The Hall family kept returning to one question during that time.
“We were asked countless times, ‘Why wouldn’t you wear a helmet?’ And we really just kept chewing on that question,” said David Hall, Rachel’s brother.
David Hall, along with a fellow engineering student at Virginia Tech, interviewed cyclists, and found that people often don’t wear helmets because they don’t like the style or the inconvenience.
The pair spent two years developing a new material to make a bike helmet that can still protect someone from an impact, but can also fold to the size of a large water bottle.
Hall and his co-founder named their company Park & Diamond — the intersection in North Philadelphia where his sister was struck. Their first batch of helmets will go out in June to people who supported their crowdfunding campaign. Hall says his sister jokes she should get the first one off the production line.

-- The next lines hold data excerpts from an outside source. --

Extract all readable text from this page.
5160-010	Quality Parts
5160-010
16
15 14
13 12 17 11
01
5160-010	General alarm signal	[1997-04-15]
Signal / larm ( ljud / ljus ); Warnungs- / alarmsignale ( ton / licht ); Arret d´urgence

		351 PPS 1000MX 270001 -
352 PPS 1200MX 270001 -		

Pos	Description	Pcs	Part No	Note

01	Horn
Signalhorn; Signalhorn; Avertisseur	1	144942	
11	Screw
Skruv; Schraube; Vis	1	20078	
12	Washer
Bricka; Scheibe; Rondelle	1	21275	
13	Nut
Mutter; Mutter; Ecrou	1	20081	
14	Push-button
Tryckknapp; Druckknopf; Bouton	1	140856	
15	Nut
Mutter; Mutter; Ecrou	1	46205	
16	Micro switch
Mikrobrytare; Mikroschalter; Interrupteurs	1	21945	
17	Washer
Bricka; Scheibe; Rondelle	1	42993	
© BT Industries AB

Maria Boustead believes the product could become popular. As the founder and owner of another Brooklyn-based, bike-centered start-up, she asked to try the prototype of the new helmet.
She says the product feels like a baseball cap, and is “something I would have no problem with wearing throughout the day…I can’t think of any other bike helmet where I would say that.”

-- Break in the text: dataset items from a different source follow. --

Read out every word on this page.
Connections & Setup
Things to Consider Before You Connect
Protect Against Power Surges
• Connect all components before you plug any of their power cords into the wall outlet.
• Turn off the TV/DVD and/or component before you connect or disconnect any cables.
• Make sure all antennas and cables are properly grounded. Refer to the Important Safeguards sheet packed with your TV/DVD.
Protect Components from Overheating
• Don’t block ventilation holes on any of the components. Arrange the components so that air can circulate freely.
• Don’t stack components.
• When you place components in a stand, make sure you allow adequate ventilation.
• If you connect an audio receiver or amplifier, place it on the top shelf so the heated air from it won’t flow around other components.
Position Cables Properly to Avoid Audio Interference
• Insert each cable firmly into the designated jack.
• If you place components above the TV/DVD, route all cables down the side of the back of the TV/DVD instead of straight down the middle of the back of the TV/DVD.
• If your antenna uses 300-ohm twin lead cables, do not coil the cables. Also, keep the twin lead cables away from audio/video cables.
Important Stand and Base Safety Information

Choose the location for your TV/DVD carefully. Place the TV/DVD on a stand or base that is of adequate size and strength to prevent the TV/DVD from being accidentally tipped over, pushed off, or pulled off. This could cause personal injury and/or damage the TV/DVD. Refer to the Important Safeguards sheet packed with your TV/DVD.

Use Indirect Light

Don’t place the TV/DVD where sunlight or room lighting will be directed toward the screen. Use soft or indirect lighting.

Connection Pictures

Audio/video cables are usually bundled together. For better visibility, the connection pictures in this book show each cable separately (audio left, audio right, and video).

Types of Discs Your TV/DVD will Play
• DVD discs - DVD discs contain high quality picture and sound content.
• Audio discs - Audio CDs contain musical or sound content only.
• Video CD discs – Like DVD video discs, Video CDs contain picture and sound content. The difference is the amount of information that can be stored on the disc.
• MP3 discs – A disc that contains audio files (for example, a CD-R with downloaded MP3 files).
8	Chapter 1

Boustead adds that a foldable helmet is a big deal, because even regular cyclists like her find it inconvenient to carry a helmet around. She says she was recently eating with a friend at a restaurant, where waiters bumped up against the helmet on the back of her chair, so she put it under the table, but then she and her friend kept kicking it during their meal.

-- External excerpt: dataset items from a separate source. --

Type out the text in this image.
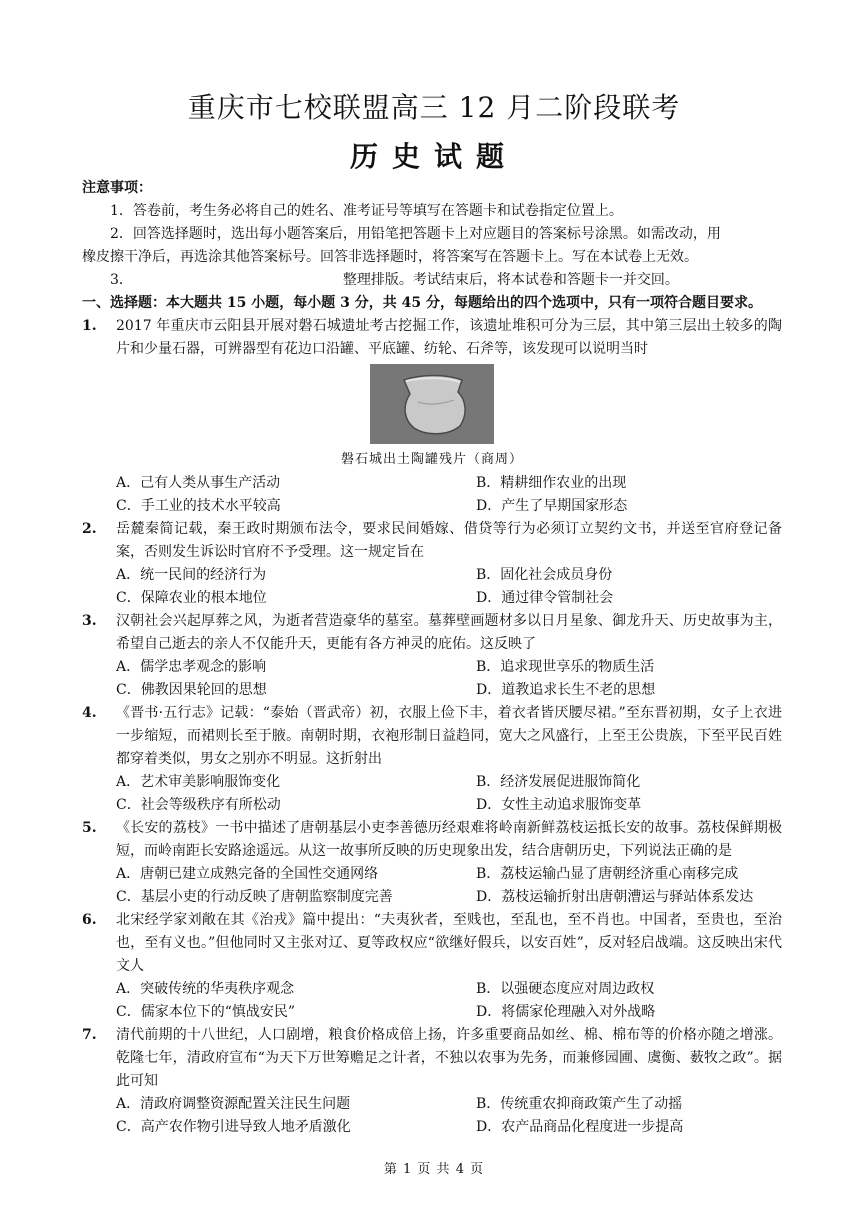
重庆市七校联盟高三 12 月二阶段联考
历史试题
注意事项：
1．答卷前，考生务必将自己的姓名、准考证号等填写在答题卡和试卷指定位置上。
2．回答选择题时，选出每小题答案后，用铅笔把答题卡上对应题目的答案标号涂黑。如需改动，用
橡皮擦干净后，再选涂其他答案标号。回答非选择题时，将答案写在答题卡上。写在本试卷上无效。
3．	整理排版。考试结束后，将本试卷和答题卡一并交回。
一、选择题：本大题共 15 小题，每小题 3 分，共 45 分，每题给出的四个选项中，只有一项符合题目要求。
1.	2017 年重庆市云阳县开展对磐石城遗址考古挖掘工作，该遗址堆积可分为三层，其中第三层出土较多的陶片和少量石器，可辨器型有花边口沿罐、平底罐、纺轮、石斧等，该发现可以说明当时
磐石城出土陶罐残片（商周）
A．己有人类从事生产活动	B．精耕细作农业的出现
C．手工业的技术水平较高	D．产生了早期国家形态
2.	岳麓秦简记载，秦王政时期颁布法令，要求民间婚嫁、借贷等行为必须订立契约文书，并送至官府登记备案，否则发生诉讼时官府不予受理。这一规定旨在
A．统一民间的经济行为	B．固化社会成员身份
C．保障农业的根本地位	D．通过律令管制社会
3.	汉朝社会兴起厚葬之风，为逝者营造豪华的墓室。墓葬壁画题材多以日月星象、御龙升天、历史故事为主，希望自己逝去的亲人不仅能升天，更能有各方神灵的庇佑。这反映了
A．儒学忠孝观念的影响	B．追求现世享乐的物质生活
C．佛教因果轮回的思想	D．道教追求长生不老的思想
4.	《晋书·五行志》记载：“泰始（晋武帝）初，衣服上俭下丰，着衣者皆厌腰尽裙。”至东晋初期，女子上衣进一步缩短，而裙则长至于腋。南朝时期，衣袍形制日益趋同，宽大之风盛行，上至王公贵族，下至平民百姓都穿着类似，男女之别亦不明显。这折射出
A．艺术审美影响服饰变化	B．经济发展促进服饰简化
C．社会等级秩序有所松动	D．女性主动追求服饰变革
5.	《长安的荔枝》一书中描述了唐朝基层小吏李善德历经艰难将岭南新鲜荔枝运抵长安的故事。荔枝保鲜期极短，而岭南距长安路途遥远。从这一故事所反映的历史现象出发，结合唐朝历史，下列说法正确的是
A．唐朝已建立成熟完备的全国性交通网络	B．荔枝运输凸显了唐朝经济重心南移完成
C．基层小吏的行动反映了唐朝监察制度完善	D．荔枝运输折射出唐朝漕运与驿站体系发达
6.	北宋经学家刘敞在其《治戎》篇中提出：“夫夷狄者，至贱也，至乱也，至不肖也。中国者，至贵也，至治也，至有义也。”但他同时又主张对辽、夏等政权应“欲继好假兵，以安百姓”，反对轻启战端。这反映出宋代文人
A．突破传统的华夷秩序观念	B．以强硬态度应对周边政权
C．儒家本位下的“慎战安民”	D．将儒家伦理融入对外战略
7.	清代前期的十八世纪，人口剧增，粮食价格成倍上扬，许多重要商品如丝、棉、棉布等的价格亦随之增涨。乾隆七年，清政府宣布“为天下万世筹赡足之计者，不独以农事为先务，而兼修园圃、虞衡、薮牧之政”。据此可知
A．清政府调整资源配置关注民生问题	B．传统重农抑商政策产生了动摇
C．高产农作物引进导致人地矛盾激化	D．农产品商品化程度进一步提高
第 1 页 共 4 页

This is not the first folding bike helmet, but it’s thought to be one of the sleekest. Helmet designers have been working on similar ideas since the 90s, and several companies already sell folding helmets.
Tom Moeller, an industrial designer who created helmets for cyclists and skiers for more than 20 years, says some of his colleagues at the helmet company Bell were talking about a collapsible helmet in the mid-1990s, but couldn’t hit on a worthwhile design.
“This focus on, ‘Was the victim wearing a helmet?’ Well, what about, ‘What was the driver doing?’”
“This way of discussing things ignores the real problem, which is that drivers pose a tremendous danger to people whether they’re wearing helmets or not,” Weiss said, adding that cyclists are safer in countries with more bikes on the road.
“When you have streets that are designed primarily for cars … and you have drivers out there who are not looking out for cyclists, pedestrians, that’s a recipe for disaster.”